Ecrit par L-H.T – le vendredi 26 juin 2026 à 12H06
Une crise a secoué l'archipel en mai 2024, engendrant plusieurs semaines d'émeutes (DR)

Les électeurs de Nouvelle-Calédonie sont appelés aux urnes dimanche 28 juin pour renouveler les assemblées des trois provinces et le Congrès. Premier scrutin depuis les violences de 2024, il doit redessiner les équilibres politiques de l'archipel et relancer les discussions sur son avenir institutionnel.

Les Calédoniens votent dimanche 28 juin pour élire les assemblées des provinces Sud, Nord et des Îles Loyauté, dont une partie des élus siègera également au Congrès de la Nouvelle-Calédonie. Au-delà du renouvellement des institutions locales, ce scrutin est considéré comme une étape majeure pour l'avenir politique de l'archipel.

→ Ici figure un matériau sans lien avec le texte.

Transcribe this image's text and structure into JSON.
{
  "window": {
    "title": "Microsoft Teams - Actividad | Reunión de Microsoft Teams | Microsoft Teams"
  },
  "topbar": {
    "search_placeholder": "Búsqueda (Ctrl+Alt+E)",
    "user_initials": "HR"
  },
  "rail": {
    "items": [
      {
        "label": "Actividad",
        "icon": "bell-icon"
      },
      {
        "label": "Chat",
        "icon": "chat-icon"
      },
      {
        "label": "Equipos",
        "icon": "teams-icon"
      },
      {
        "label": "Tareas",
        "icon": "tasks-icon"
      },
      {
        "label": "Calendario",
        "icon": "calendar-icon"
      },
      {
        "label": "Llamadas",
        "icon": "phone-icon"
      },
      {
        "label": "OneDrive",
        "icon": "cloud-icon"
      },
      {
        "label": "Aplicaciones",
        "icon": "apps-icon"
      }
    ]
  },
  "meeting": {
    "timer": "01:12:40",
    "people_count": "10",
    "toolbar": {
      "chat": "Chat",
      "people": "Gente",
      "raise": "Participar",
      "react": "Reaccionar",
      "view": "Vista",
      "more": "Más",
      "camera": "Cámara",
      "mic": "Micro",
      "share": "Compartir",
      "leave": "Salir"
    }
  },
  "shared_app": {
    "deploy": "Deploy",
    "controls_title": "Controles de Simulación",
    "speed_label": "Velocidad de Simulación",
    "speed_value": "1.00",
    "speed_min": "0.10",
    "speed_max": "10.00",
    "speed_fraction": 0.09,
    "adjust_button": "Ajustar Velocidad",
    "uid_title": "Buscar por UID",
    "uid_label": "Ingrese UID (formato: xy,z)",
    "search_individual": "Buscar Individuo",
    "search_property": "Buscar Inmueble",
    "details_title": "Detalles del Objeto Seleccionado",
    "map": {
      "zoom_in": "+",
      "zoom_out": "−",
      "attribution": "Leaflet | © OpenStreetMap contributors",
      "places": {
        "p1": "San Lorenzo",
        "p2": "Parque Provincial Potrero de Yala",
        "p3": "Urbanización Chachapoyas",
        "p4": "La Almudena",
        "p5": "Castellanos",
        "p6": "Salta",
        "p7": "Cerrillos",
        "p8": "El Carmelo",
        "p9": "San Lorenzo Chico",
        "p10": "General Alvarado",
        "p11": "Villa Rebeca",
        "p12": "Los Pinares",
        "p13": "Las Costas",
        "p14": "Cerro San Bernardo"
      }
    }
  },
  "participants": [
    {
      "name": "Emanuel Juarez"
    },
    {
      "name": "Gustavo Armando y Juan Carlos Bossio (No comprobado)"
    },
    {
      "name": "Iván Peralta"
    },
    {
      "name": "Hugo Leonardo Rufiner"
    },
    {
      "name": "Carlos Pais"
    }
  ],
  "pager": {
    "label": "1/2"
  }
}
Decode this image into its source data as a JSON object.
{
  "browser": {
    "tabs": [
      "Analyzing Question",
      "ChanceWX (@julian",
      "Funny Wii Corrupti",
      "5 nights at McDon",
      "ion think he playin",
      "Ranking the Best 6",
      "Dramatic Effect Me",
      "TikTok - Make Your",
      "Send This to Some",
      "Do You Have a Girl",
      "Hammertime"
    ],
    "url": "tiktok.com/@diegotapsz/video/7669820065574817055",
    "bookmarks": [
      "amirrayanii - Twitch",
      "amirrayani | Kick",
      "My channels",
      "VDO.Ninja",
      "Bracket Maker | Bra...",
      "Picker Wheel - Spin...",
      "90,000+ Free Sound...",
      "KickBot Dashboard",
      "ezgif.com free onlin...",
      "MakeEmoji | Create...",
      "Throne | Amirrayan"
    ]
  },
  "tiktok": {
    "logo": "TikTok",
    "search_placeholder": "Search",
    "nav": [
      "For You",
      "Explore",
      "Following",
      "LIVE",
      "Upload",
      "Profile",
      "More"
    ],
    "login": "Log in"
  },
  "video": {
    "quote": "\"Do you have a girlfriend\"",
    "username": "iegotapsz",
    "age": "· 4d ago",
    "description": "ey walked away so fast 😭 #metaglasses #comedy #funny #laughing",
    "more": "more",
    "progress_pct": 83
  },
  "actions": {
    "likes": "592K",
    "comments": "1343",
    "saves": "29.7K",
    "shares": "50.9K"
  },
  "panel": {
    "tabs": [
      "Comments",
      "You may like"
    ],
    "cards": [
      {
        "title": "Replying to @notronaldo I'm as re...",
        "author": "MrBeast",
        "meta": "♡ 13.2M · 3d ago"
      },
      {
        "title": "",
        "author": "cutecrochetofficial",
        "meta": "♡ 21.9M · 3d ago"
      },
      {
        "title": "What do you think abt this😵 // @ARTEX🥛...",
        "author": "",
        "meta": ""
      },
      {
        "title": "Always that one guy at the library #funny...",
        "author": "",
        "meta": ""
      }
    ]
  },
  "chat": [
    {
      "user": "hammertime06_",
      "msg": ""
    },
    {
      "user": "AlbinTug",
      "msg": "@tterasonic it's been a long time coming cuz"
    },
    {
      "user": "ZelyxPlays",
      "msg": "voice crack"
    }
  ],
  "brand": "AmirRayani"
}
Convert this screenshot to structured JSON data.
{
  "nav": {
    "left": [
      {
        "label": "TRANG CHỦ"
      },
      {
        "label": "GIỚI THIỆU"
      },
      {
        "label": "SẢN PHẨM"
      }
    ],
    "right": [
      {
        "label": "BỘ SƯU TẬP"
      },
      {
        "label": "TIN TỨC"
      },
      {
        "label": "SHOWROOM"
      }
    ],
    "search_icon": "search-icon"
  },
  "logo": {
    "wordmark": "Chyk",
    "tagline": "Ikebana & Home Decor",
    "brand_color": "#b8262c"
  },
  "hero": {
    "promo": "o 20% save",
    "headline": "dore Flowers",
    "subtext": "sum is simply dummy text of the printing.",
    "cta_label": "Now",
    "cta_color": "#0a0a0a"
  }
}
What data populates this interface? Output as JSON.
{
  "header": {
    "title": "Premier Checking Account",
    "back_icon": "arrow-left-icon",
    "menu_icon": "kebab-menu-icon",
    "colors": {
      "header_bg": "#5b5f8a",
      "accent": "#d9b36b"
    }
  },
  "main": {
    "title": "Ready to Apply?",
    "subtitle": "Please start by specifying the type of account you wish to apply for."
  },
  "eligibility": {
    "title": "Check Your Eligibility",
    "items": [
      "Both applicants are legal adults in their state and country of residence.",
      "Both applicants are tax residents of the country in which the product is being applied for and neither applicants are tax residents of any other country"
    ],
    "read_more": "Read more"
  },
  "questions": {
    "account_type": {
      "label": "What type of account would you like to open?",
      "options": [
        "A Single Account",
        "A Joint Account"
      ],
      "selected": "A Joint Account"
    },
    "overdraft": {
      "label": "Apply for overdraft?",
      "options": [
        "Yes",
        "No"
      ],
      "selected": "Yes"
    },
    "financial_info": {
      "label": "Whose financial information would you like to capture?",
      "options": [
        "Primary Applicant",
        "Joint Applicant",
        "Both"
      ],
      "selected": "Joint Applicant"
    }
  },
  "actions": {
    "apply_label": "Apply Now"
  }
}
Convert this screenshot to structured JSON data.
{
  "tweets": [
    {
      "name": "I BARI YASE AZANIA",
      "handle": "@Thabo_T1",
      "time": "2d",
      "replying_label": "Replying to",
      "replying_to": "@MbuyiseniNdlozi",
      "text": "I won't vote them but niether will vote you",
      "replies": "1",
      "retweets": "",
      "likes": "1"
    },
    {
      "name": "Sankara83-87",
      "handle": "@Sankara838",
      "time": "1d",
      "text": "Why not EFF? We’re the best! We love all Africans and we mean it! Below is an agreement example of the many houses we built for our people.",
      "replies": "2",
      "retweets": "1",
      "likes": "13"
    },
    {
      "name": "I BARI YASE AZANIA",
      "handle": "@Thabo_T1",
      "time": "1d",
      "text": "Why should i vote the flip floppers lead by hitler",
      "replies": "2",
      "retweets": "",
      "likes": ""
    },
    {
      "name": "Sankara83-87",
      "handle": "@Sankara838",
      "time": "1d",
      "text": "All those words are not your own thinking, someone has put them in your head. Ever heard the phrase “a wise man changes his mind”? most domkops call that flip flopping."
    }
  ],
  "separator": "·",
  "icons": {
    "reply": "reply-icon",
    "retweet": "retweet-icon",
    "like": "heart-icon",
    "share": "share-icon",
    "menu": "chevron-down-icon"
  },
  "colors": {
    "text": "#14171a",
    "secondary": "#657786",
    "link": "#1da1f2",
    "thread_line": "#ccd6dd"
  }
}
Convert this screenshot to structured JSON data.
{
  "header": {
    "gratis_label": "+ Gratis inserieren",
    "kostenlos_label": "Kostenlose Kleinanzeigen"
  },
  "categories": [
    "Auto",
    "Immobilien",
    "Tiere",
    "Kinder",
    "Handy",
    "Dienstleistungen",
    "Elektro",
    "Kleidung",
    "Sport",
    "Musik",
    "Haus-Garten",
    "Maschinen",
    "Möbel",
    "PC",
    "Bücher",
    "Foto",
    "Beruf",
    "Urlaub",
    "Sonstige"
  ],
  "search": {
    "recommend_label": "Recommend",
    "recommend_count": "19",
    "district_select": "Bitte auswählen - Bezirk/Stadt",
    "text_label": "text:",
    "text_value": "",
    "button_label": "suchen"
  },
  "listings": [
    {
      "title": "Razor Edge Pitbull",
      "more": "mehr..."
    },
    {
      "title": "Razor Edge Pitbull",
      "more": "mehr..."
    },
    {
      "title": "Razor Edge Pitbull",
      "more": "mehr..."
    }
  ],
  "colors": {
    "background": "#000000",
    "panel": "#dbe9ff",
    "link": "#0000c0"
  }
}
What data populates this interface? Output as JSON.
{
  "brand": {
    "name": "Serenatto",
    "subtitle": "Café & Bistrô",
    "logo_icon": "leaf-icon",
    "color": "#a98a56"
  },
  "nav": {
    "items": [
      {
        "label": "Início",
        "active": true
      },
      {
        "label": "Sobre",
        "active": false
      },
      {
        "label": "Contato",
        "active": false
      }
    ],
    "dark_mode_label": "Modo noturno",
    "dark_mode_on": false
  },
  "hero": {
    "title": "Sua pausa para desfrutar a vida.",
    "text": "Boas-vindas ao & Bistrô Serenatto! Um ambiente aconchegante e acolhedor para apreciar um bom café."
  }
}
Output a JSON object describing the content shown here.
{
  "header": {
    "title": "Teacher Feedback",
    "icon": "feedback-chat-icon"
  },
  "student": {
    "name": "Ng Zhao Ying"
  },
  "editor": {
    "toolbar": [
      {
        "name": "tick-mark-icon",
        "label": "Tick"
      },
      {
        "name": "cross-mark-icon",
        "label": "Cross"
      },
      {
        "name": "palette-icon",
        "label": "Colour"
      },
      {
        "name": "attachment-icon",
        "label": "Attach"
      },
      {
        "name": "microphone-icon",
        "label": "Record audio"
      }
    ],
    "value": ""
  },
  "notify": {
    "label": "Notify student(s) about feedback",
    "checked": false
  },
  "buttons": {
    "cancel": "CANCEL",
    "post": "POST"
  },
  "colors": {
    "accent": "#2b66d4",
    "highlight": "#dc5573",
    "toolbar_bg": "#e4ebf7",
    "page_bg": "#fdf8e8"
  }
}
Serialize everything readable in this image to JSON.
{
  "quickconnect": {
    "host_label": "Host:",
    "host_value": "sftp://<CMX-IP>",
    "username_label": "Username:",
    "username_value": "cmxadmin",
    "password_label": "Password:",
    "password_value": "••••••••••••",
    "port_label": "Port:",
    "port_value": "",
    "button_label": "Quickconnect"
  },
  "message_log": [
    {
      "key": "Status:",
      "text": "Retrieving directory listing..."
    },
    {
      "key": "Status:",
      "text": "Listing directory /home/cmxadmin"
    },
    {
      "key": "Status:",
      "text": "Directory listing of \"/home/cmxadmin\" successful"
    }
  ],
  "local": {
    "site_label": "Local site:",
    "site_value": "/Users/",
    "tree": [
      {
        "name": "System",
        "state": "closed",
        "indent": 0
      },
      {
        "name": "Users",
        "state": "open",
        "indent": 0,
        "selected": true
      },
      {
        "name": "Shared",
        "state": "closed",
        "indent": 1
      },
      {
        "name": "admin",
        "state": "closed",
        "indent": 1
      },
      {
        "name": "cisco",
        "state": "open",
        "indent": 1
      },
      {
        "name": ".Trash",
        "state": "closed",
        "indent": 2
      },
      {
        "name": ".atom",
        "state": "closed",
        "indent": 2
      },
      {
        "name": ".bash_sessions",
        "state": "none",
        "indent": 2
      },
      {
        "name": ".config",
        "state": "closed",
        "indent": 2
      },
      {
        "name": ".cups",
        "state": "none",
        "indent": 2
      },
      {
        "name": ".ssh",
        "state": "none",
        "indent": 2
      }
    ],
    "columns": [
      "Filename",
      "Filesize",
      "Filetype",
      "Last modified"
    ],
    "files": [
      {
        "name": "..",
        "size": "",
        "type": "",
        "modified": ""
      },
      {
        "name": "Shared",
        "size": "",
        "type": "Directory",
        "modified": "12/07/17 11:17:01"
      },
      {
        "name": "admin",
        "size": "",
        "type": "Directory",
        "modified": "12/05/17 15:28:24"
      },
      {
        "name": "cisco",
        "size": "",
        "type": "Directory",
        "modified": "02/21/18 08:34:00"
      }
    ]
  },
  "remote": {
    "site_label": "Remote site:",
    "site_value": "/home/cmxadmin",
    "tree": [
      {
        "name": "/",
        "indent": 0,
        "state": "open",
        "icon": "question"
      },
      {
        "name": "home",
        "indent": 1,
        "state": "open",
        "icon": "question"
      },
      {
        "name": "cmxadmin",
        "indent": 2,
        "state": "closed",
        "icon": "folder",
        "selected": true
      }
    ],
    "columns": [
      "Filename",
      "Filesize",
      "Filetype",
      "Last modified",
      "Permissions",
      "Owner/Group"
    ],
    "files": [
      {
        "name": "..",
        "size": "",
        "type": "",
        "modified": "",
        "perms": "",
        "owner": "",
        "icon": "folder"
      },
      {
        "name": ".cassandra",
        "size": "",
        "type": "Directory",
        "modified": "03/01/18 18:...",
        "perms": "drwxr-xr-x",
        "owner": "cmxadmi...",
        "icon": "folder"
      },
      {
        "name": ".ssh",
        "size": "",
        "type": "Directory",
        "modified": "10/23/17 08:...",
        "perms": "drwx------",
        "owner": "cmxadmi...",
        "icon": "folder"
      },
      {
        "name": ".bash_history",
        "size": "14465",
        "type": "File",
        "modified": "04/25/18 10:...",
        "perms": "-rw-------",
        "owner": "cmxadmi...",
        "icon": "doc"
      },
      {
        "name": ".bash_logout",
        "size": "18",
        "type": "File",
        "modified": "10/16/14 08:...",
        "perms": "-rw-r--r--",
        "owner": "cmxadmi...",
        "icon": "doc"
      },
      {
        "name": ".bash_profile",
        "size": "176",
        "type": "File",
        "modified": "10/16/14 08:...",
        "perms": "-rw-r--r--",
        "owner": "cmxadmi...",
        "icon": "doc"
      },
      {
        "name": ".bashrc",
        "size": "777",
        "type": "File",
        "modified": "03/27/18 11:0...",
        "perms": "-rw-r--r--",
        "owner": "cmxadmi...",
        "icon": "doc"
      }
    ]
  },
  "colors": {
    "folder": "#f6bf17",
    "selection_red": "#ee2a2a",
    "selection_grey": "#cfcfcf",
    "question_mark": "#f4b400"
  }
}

Ces élections, initialement prévues en 2024, ont été reportées à plusieurs reprises en raison des discussions sur le futur statut de la Nouvelle-Calédonie et des violentes émeutes qui ont secoué le territoire en mai 2024. Elles interviennent dans un climat encore marqué par les tensions entre indépendantistes et non-indépendantistes.

Futures négociations avec l'Etat

Le scrutin revêt une importance particulière car il déterminera la composition du Congrès, chargé d'élire le gouvernement collégial de la collectivité et appelé à jouer un rôle central dans les futures négociations avec l'État sur le statut institutionnel du territoire.

Les principaux enjeux concernent notamment le rapport de force entre les mouvements indépendantistes et loyalistes, mais aussi la capacité des futurs élus à dégager une majorité pour poursuivre le dialogue sur l'organisation politique de l'archipel, dans un contexte économique et social fragilisé depuis les violences de 2024.

Lire aussi : Nouvelle-Calédonie : le Parlement valide l’ouverture du corps électoral avant les provinciales

Les élections se déroulent selon les règles en vigueur lors du précédent scrutin de 2019, faute de réforme institutionnelle adoptée à temps. Les discussions autour du futur statut de la Nouvelle-Calédonie devraient toutefois reprendre une fois les nouvelles assemblées installées.